Dopo 50 anni di sviluppo e crescente ricchezza la fine del ciclo, però, si avvicina drammaticamente.
Tra il 1870 e il 1885, la fillossera invade l’intera Europa distruggendo i vigneti e, nella primavera del 1889, pone fine alle illusioni degli isolani e di chi pensava che 23 miglia di mare erano troppe anche per un afide.
L’emigrazione parte emorragicamente ed in 15 anni la popolazione si dimezza.
Il ‘900 innesca meccanismi nuovi. Si tentano vie alternative: con le rimesse degli emigrati arrivano la Banca, la Cooperativa di produzione e lavoro, l’Azienda Elettrica ed i vapori della “Eolia”, ma non è sufficiente. Le regole del gioco sono cambiate e le poche miglia di mare che dividono le Isole dalla terra ferma diventano un oceano.
Nell’arcipelago, solo l’industria dell’estrazione della pomice vive nell’alveo dorato del monopolio naturale e dà linfa all’Isola Maggiore, il resto campa assistito o muore.
Così è per la società Eolia di navigazione, nella quale i figli dei padroni marittimi consumano quel che resta dell’antico genio commerciale paterno.
Nasce e prospera protetta dal filofascismo dell’arcivescovo di Messina, mons. Angelo Paino, anch’egli salinaro e appartenente ad una progenie di navigatori. Con la caduta del regime, però, il sodalizio crolla insieme con l’impalcatura economica e politica sulla quale si reggeva.
Bisogna aspettare gli anni ’70 perché si affermi il nuovo modello di sviluppo incentrato sul turismo.
Agli albori della nuova era gli eoliani, decimati da novant’anni di emigrazione, non hanno strumenti culturali sufficienti per affrontare i problemi creati dalla nuova tumultuosa risorsa. Appena giungono i primi guasti ambientali, però, c’è chi si rende conto che l’industria dell’ospitalità ha bisogno di seguire la medesima regola praticata dagli illuminati mercanti di un tempo, cioè di non disperdere il patrimonio e creare lavoro e ricchezza diffusa con le imprese familiari.

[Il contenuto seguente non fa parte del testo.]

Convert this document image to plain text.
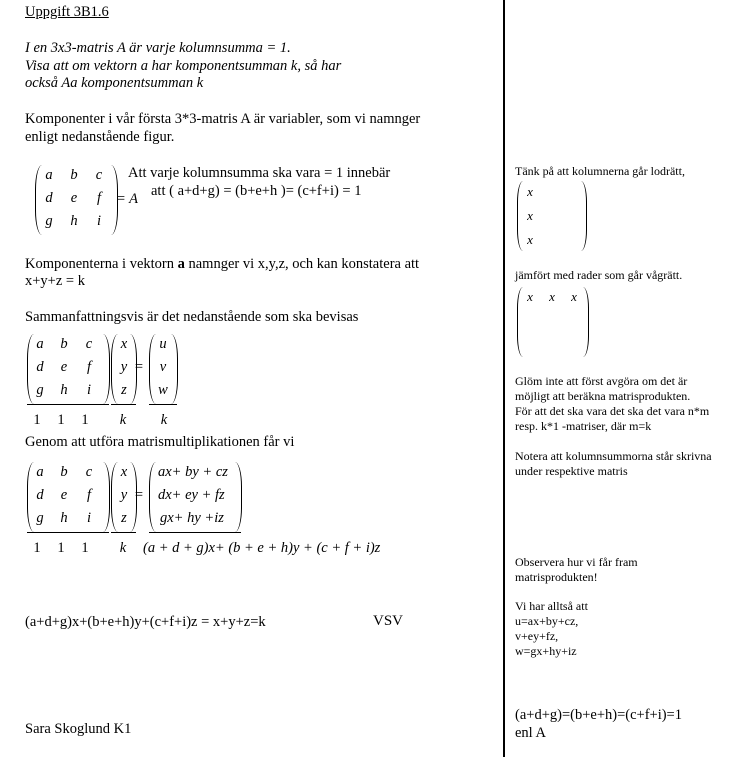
Uppgift 3B1.6
I en 3x3-matris A är varje kolumnsumma = 1.
Visa att om vektorn a har komponentsumman k, så har
också Aa komponentsumman k
Komponenter i vår första 3*3-matris A är variabler, som vi namnger
enligt nedanstående figur.
a	b	c
d	e	f
g	h	i
= A
Att varje kolumnsumma ska vara = 1 innebär
att ( a+d+g) = (b+e+h )= (c+f+i) = 1
Komponenterna i vektorn a namnger vi x,y,z, och kan konstatera att
x+y+z = k
Sammanfattningsvis är det nedanstående som ska bevisas
a	b	c
d	e	f
g	h	i
x
y
z
=
u
v
w
1	1	1	k	k
Genom att utföra matrismultiplikationen får vi
a	b	c
d	e	f
g	h	i
x
y
z
=
ax+ by + cz
dx+ ey + fz
gx+ hy +iz
1	1	1	k	(a + d + g)x+ (b + e + h)y + (c + f + i)z
(a+d+g)x+(b+e+h)y+(c+f+i)z = x+y+z=k	VSV
Sara Skoglund K1
Tänk på att kolumnerna går lodrätt,
x
x
x
jämfört med rader som går vågrätt.
x	x	x
Glöm inte att först avgöra om det är
möjligt att beräkna matrisprodukten.
För att det ska vara det ska det vara n*m
resp. k*1 -matriser, där m=k
Notera att kolumnsummorna står skrivna
under respektive matris
Observera hur vi får fram
matrisprodukten!
Vi har alltså att
u=ax+by+cz,
v+ey+fz,
w=gx+hy+iz
(a+d+g)=(b+e+h)=(c+f+i)=1
enl A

Ed è su questa strada che oggi, giustamente, molti si incamminano. C’è, tuttavia, un pericolo, quello di pensare al turismo come ad una monocultura, dimenticando che cento anni fa la rovina è giunta per avere puntato tutto su una sola risorsa (la vite). Per questa ragione appare oggi più che mai necessario affiancare ad una corretta industria dell’ospitalità il potenziamento dell’agricoltura pregiata (malvasia e capperi) che, seppure ancora vitale, subisce i contraccolpi della mancanza di una seria programmazione commerciale.
Marcello Saija





Tra le tante cose che attirano l’attenzione, malvasia e capperi sono gli acquisti più comuni e si possono reperire un po’ ovunque. Non è tuttavia facile trovare una buona bottiglia di malvasia, perché la domanda supera di gran lunga la produzione.